Upon introspection this morning however, I wondered whether the resonant theory truly was a violation of the second law of thermodynamics. Because benzene is simply six carbons, if the resonant theory were true and the bonds truly did flicker back and forth, I don't know where energy could possibly be lost, thus making it an imperfect system. The common energy losses that I know of, such as heat and sound energy, are all macroscopic, and I don't think they pertain to energy losses at atomic levels. On another level, I don't even know if the Second Law of Thermodynamics really even pertains to benzene, because it isn't exactly a thermal engine, and also because I've read that the Second Law of Thermodynamics is a probabilistic law for large scales and can be broken at small scales. 
My question then is whether a resonant benzene can exist without violating the Second Law of Thermodynamics, and if it really cannot physically exist, than an explanation on the real reason why. 
 A: This is a more accurate representation of benzene:

The delocalized pi electrons don't really spin around the ring. They are located within molecular orbitals that are delocalized throughout the molecule, meaning they are not confined to any single atom within the molecule. They belong to the entire molecule, and are distributed across its entire carbon skeleton.
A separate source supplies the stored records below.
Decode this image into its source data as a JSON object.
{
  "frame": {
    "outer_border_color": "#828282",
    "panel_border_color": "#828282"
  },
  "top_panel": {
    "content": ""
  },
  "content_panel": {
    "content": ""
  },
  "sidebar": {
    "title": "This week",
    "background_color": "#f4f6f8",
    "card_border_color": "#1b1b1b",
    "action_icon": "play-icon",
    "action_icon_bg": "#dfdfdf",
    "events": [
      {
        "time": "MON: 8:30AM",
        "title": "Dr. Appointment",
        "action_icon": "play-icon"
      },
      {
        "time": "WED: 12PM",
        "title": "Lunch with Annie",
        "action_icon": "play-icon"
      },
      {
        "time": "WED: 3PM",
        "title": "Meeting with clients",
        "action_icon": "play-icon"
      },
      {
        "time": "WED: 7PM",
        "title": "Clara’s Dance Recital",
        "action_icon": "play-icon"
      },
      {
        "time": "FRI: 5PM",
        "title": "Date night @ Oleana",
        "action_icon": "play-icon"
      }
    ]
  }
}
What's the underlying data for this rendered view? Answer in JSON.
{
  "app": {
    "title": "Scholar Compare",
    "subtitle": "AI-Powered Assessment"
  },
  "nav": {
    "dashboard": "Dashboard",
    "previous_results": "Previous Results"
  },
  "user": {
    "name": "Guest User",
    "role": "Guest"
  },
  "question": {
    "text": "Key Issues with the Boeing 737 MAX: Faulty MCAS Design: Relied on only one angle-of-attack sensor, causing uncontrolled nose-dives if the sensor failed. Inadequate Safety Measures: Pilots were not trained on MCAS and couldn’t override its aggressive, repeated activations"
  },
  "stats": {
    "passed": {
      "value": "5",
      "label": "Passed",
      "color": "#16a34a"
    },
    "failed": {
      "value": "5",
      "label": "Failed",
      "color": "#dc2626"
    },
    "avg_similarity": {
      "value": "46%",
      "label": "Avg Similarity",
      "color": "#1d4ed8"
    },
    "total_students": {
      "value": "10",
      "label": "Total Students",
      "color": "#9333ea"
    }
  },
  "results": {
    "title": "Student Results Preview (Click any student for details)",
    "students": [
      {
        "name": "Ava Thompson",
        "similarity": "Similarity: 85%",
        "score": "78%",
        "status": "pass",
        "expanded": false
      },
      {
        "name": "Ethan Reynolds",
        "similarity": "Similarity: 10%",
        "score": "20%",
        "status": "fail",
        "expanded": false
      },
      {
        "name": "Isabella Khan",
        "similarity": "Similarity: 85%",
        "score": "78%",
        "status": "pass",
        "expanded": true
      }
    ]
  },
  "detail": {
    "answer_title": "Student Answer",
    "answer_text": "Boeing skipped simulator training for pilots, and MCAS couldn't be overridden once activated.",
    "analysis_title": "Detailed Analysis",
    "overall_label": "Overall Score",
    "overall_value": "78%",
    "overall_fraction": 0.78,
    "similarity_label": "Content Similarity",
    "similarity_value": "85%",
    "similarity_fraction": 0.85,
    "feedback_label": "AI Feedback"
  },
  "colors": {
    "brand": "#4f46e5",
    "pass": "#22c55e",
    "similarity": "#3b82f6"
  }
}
It is good to remember that we are looking at models. None of these is an actual picture of benzene.
Benzene is very stable and seems orderly. However, so are many atoms and molecules. You should ask if atoms and stable molecules, in general, break the second law of thermodynamics. I believe someone has tried to answer you that.
A: When one is talking of the behavior of molecules, atoms, nuclei and even crystals, one is not in the classical realm, particularly not in classical thermodynamics.
One could say that is  one of the reasons that  Quantum mechanics was discovered. Quantum mechanically the electrons about the nucleus are in perpetual motion, without losing energy, except not in classical trajectories, but in orbitals..

An atomic orbital is a mathematical function that describes the wave-like behavior of either one electron or a pair of electrons in an atom.1 This function can be used to calculate the probability of finding any electron of an atom in any specific region around the atom's nucleus.

A resonant molecule is similarly in a stable quantum mechanical state , i.e. a stable solution of the quantum mechanical differential equation with the appropriate boundary conditions. It just has more elaborate molecular  orbitals than the simple hydrogen atom, for the electrons and the nuclei of the atoms that compose it. The resonance you describe needs a time dependent solution, but since it is observed there is no problem  to define one.
Classical thermodynamic laws do not apply.